Still, the young men were transferred about and did whatever physical labor they were assigned. It was all for the war effort. These men who would become heroes were not the sort to sit idle. But their lives assumed purpose and drive when they became X Troop.
Their commanding officer, Major Brian Hilton-Jones, inspired loyalty and went through grueling exercises with them. They needed to be whipped into shape quickly. This included a 53-mile run, lugging equipment up and down the cliffs of Wales. They swam in freezing waters, rappelled down cliffs, and helped one another, becoming a true unit.
They learned how to parachute behind enemy lines, maneuver a fieldcraft onto the banks of a loch and how to care for and fire guns. Many became excellent shots. They pushed themselves beyond endurance.
“Many of them were still grappling with the trauma of being required to negate their identities at the same time the Nazis were wiping out their families,” Garrett writes,
Finally, they were in the war the way they wanted to be: as commandos fighting to restore civilization.
When they captured Germans, they immediately interrogated them, gleaned the information needed, and kept going. Yes, they killed Nazis, and some said absolutely without regret. They also talked to many and led them, safely, to surrender.
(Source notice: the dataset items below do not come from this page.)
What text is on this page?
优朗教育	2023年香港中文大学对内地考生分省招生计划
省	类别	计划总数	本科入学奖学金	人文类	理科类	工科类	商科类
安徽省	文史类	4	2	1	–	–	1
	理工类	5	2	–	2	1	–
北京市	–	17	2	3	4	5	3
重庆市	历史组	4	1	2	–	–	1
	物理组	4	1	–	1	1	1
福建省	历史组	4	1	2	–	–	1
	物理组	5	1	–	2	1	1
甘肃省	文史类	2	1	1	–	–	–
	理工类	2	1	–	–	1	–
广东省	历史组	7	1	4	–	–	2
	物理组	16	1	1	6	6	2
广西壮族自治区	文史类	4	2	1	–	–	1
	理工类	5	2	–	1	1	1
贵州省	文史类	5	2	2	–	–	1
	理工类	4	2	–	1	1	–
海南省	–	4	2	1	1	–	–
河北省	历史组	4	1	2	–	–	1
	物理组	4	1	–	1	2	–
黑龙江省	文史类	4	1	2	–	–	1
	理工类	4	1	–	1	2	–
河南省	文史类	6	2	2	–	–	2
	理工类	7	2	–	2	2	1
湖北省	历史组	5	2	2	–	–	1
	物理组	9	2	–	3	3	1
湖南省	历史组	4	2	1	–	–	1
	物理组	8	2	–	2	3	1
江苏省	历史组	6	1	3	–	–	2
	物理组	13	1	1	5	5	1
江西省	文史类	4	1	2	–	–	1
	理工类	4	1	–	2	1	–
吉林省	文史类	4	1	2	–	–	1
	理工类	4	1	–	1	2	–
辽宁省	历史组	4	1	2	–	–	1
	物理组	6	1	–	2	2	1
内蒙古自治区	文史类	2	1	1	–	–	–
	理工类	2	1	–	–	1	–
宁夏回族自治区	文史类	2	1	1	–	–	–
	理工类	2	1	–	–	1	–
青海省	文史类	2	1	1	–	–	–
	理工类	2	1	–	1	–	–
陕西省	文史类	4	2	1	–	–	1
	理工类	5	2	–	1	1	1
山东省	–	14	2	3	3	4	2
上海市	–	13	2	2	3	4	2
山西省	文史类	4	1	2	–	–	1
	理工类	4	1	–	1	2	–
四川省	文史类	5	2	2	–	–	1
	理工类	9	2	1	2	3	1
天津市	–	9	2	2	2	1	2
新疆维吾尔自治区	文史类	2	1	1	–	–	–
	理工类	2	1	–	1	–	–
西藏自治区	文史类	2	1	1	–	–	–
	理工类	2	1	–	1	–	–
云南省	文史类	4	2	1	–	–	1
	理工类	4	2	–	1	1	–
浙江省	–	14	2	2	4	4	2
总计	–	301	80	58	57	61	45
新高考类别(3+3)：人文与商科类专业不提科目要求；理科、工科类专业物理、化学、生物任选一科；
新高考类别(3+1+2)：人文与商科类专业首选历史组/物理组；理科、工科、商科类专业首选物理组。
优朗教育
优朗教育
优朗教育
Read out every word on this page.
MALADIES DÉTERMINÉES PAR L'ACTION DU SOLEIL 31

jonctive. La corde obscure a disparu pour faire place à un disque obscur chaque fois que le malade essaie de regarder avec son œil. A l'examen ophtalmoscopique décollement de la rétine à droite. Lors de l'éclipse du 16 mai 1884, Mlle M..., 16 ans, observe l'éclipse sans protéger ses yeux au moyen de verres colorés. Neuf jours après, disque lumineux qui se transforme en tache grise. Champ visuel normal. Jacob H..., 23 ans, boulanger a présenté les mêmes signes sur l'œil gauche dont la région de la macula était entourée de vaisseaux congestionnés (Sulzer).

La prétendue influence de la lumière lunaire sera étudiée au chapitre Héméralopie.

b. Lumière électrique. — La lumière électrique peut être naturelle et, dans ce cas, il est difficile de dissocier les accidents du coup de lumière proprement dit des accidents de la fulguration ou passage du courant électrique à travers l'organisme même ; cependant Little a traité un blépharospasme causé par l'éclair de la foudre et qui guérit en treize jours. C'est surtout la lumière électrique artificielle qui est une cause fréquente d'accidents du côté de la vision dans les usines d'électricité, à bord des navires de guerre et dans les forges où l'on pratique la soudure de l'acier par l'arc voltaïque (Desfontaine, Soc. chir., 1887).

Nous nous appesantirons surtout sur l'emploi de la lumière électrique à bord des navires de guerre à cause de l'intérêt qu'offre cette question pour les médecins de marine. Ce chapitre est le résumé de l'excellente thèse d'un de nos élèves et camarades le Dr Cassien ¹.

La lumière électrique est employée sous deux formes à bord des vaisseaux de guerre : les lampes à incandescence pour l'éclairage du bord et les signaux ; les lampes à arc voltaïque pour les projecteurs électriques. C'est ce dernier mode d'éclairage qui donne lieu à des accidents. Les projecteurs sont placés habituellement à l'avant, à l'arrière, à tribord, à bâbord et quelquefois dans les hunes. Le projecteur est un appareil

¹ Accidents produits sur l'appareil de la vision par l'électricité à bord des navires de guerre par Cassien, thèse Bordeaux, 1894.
X Troop was among those who stormed the Normandy beaches on D-Day. And they kept going as bullets flew past them.
As the war dragged on, Gans persuaded an officer to let him take a beat-up Jeep which he used to drive through occupied Europe and find his parents in Theresienstadt concentration camp.
He had to leave them there — temporarily. Soon, the war finally ended, and part of that victory was because of the heroes of X Troop.